登录查看更多内容

GenerativeAI - RAG Application using LLaMa2 LLaMaIndex Replicate for Named Entity Recognition (NER)

Arun R

AI/ML Consultant @ Deloitte USI | AI | ML | Generative AI | Deep Learning | Data Science

发布日期: 2024年4月2日

Retrieval Augmented Generation (RAG) stands at the forefront of natural language processing advancements, particularly in tasks like Named Entity Recognition (NER). By leveraging LLama2, an open-source Large Language Model (LLM) developed by Meta AI Research, RAG-based applications redefine the landscape of NER tasks. LLama2's robust training on vast textual data empowers it to understand and generate human-like text across various domains, crucial for accurate NER.

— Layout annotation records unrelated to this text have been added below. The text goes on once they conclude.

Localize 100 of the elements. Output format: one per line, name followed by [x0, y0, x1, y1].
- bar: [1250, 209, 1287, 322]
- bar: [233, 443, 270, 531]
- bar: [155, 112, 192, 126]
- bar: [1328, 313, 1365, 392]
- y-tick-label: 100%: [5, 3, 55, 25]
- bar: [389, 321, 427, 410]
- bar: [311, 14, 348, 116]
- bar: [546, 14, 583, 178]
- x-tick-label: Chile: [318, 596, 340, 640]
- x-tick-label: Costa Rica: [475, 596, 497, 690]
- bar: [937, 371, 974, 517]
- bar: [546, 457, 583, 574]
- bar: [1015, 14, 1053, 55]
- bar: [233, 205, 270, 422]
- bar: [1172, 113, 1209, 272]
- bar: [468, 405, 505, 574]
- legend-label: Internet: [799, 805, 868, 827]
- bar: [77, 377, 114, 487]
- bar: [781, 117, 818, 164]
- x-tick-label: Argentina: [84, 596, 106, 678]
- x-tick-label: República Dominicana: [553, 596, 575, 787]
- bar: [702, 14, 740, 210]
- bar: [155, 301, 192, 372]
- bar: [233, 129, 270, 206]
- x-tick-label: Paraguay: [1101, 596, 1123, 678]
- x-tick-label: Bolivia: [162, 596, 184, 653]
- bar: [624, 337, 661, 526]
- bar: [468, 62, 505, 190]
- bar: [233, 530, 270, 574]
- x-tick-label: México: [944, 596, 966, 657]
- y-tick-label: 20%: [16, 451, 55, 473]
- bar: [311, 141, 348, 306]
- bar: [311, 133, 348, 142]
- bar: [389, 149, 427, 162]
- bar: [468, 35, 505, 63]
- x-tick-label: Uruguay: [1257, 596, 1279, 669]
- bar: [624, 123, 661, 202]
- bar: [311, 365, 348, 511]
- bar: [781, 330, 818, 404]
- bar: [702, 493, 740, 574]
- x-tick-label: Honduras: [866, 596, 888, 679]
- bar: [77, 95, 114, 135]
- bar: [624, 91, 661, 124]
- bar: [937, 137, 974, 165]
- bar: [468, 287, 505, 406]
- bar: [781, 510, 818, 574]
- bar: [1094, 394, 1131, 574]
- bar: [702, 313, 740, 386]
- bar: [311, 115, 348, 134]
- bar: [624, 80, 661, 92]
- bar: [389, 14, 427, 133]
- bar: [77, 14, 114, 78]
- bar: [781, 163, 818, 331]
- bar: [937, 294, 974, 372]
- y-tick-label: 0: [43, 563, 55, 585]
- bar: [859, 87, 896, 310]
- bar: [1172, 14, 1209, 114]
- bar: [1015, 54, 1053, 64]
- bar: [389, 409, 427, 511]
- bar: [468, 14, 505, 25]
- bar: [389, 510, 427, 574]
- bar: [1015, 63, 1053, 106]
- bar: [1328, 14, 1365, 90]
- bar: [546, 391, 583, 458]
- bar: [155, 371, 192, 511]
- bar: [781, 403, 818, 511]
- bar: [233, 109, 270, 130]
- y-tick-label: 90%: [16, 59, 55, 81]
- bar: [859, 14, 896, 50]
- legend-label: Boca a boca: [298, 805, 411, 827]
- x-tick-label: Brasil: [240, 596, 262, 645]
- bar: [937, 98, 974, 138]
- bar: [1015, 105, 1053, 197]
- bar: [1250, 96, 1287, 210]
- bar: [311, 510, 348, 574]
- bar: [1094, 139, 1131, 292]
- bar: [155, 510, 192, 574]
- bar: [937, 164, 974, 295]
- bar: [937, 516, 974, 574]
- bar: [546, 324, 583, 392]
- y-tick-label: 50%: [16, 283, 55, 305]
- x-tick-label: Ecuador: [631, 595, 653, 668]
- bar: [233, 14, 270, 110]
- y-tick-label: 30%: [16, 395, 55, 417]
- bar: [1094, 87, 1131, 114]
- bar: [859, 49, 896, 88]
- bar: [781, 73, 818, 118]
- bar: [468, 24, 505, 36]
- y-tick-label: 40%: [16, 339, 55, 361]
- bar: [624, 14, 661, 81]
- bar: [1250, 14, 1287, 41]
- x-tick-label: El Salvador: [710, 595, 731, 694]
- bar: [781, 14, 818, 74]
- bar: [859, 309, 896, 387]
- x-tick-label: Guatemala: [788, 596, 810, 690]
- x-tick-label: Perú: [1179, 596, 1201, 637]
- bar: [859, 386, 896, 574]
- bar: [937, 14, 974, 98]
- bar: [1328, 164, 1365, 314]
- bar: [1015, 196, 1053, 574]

LLamaIndex further bolsters LLama2's capabilities by offering efficient indexing and retrieval functionalities for large-scale knowledge sources. This ensures swift and precise retrieval of pertinent information, enhancing LLama2's performance in NER tasks. Replicate, serving as a cloud API, seamlessly integrates LLama2 and LLamaIndex, enabling developers to deploy and run these models at scale.

Together, RAG, LLama2, LLamaIndex, and Replicate revolutionize NER applications, providing developers and researchers with powerful tools to create contextually rich and accurate text generation systems.

1) Install Packages

pip install llama_index pypdf sentence_transformers llama-index-llms-huggingface llama-index-llms-replicate llama-index-embeddings-langchain

pip install -q transformers bitsandbytes accelerate langchain

2) Import Dependencies

from llama_index.core import VectorStoreIndex,SimpleDirectoryReader,ServiceContext,PromptTemplate
from llama_index.llms.huggingface import HuggingFaceLLM
from llama_index.core import PromptTemplate
from llama_index.llms.replicate import Replicate
import torch
from langchain.embeddings.huggingface import HuggingFaceEmbeddings
from llama_index.embeddings.langchain import LangchainEmbedding

3) Load All the Required Documents

All the documents to be extracted are loaded using SimpleDirectoryReader() function from llama index

documents = SimpleDirectoryReader("YOUR_DIRECTORY_PATH").load_data()

4) Write the Prompt

Usually LLMs don't perform good for NER task. But, trust me this way of tweaking the prompt gave me good result. Tweaking the prompts with domain specific names and some other names depending on the document, would give you good output

system_prompt="""
You are a Named Entity Recognizer.
You need to extract the given entities from the data.
The extraction must be accurate"""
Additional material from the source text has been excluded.